Le maître avait achevé de corriger les études des peintres et des dessinateurs d'après nature, lorsqu'en tirant sa montre il s'aperçut que les heures s'étaient écoulées bien vite. «Il faut que je retourne à mon atelier, dit-il, pour profiter du reste de la journée. Adieu, messieurs, ajouta-t-il en s'adressant à ceux dont il venait de s'occuper; quant à vous, et c'était aux jeunes dessinateurs d'après l'antique qu'il s'adressait alors, je verrai votre ouvrage un autre jour. Dites à ceux qui peignent de vous conseiller si vous vous trouvez dans l'embarras. Au nombre des apprentis peintres auxquels ces paroles s'adressaient se trouvaient Mendouze, M. Colson, M. Caminade, Simon, Bouchez, Huyot (depuis architecte et membre de l'Institut), Adolphe Lullin, Étienne, etc.
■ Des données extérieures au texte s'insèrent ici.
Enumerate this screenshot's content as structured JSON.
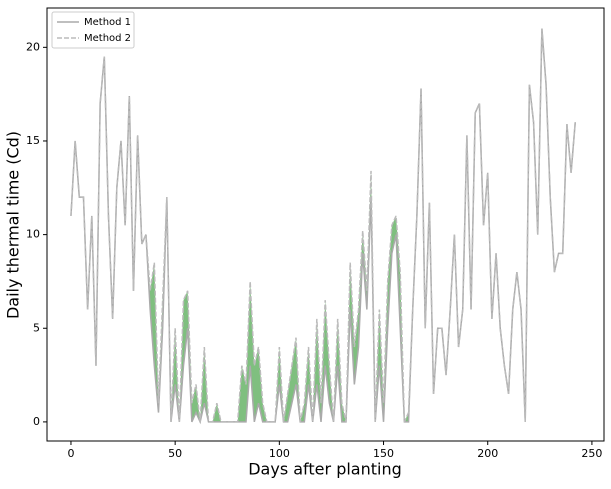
{
  "chart_data": {
    "type": "line",
    "xlabel": "Days after planting",
    "ylabel": "Daily thermal time (Cd)",
    "x": [
      0,
      2,
      4,
      6,
      8,
      10,
      12,
      14,
      16,
      18,
      20,
      22,
      24,
      26,
      28,
      30,
      32,
      34,
      36,
      38,
      40,
      42,
      44,
      46,
      48,
      50,
      52,
      54,
      56,
      58,
      60,
      62,
      64,
      66,
      68,
      70,
      72,
      74,
      76,
      78,
      80,
      82,
      84,
      86,
      88,
      90,
      92,
      94,
      96,
      98,
      100,
      102,
      104,
      106,
      108,
      110,
      112,
      114,
      116,
      118,
      120,
      122,
      124,
      126,
      128,
      130,
      132,
      134,
      136,
      138,
      140,
      142,
      144,
      146,
      148,
      150,
      152,
      154,
      156,
      158,
      160,
      162,
      164,
      166,
      168,
      170,
      172,
      174,
      176,
      178,
      180,
      182,
      184,
      186,
      188,
      190,
      192,
      194,
      196,
      198,
      200,
      202,
      204,
      206,
      208,
      210,
      212,
      214,
      216,
      218,
      220,
      222,
      224,
      226,
      228,
      230,
      232,
      234,
      236,
      238,
      240,
      242
    ],
    "series": [
      {
        "name": "Method 1",
        "color": "#aaaaaa",
        "dash": false,
        "values": [
          11,
          15,
          12,
          12,
          6,
          11,
          3,
          17,
          19.5,
          11,
          5.5,
          12.5,
          15,
          10.5,
          17.4,
          7,
          15.3,
          9.5,
          10,
          6,
          3,
          0.5,
          5,
          12,
          0,
          2,
          0,
          3,
          5,
          0,
          0.5,
          0,
          1,
          0,
          0,
          0,
          0,
          0,
          0,
          0,
          0,
          0,
          0,
          3,
          0,
          1,
          0,
          0,
          0,
          0,
          2,
          0,
          0,
          1,
          2,
          0,
          0,
          2,
          0,
          2,
          0,
          3,
          1,
          0,
          3,
          0,
          0,
          6,
          2,
          4,
          9,
          6,
          12,
          0,
          3,
          0,
          5,
          9,
          10,
          5,
          0,
          0,
          6,
          11,
          17.8,
          5,
          11.7,
          1.5,
          5,
          5,
          2.5,
          6,
          10,
          4,
          6,
          15.3,
          6,
          16.5,
          17,
          10.5,
          13.3,
          5.5,
          9,
          5,
          3,
          1.5,
          6,
          8,
          6,
          0,
          18,
          16,
          10,
          21,
          18,
          12,
          8,
          9,
          9,
          15.9,
          13.3,
          16
        ]
      },
      {
        "name": "Method 2",
        "color": "#bbbbbb",
        "dash": true,
        "values": [
          11,
          15,
          12,
          12,
          6,
          11,
          3,
          17,
          19.5,
          11,
          5.5,
          12.5,
          15,
          10.5,
          17.4,
          7,
          15.3,
          9.5,
          10,
          7,
          8.5,
          1,
          6.5,
          12,
          0,
          5,
          0,
          6.5,
          7,
          1,
          2,
          0,
          4,
          0,
          0,
          1,
          0,
          0,
          0,
          0,
          0,
          3,
          2,
          7.5,
          3,
          4,
          1,
          0,
          0,
          0,
          4,
          0,
          1.5,
          3,
          4.5,
          0,
          1,
          4,
          0,
          5.5,
          1,
          6.5,
          3,
          0,
          5.5,
          1,
          0,
          8.5,
          4,
          6,
          10.2,
          7,
          13.4,
          0,
          6,
          1,
          7.5,
          10.5,
          11,
          8,
          0,
          0.5,
          6,
          11,
          17.8,
          5,
          11.7,
          1.5,
          5,
          5,
          2.5,
          6,
          10,
          4,
          6,
          15.3,
          6,
          16.5,
          17,
          10.5,
          13.3,
          5.5,
          9,
          5,
          3,
          1.5,
          6,
          8,
          6,
          0,
          18,
          16,
          10,
          21,
          18,
          12,
          8,
          9,
          9,
          15.9,
          13.3,
          16
        ]
      }
    ],
    "fill_between": "#7fbf7f",
    "xlim": [
      -11.5,
      255.8
    ],
    "ylim": [
      -1.02,
      22.1
    ],
    "xticks": [
      0,
      50,
      100,
      150,
      200,
      250
    ],
    "yticks": [
      0,
      5,
      10,
      15,
      20
    ],
    "legend": "upper left"
  }
}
La séance de correction avait été longue; tous les élèves y avaient apporté une attention soutenue en observant un rigoureux silence. Aussi, à peine David fut-il dehors, que l'un des plus jeunes dessinateurs, placé près de la porte, regarda par un trou qui y était pratiqué exprès si le maître ne revenait pas par hasard sur ses pas; mais aussitôt qu'il fut certain que David avait non-seulement parcouru le long corridor du Louvre, mais qu'il avait dépassé l'angle au delà duquel on allait gagner l'escalier de la rue du Coq, il se retourna vers ses camarades en jetant un cri effroyable, auquel tout l'atelier répondit par un concert de hurlements qui se prolongèrent pendant une ou deux minutes.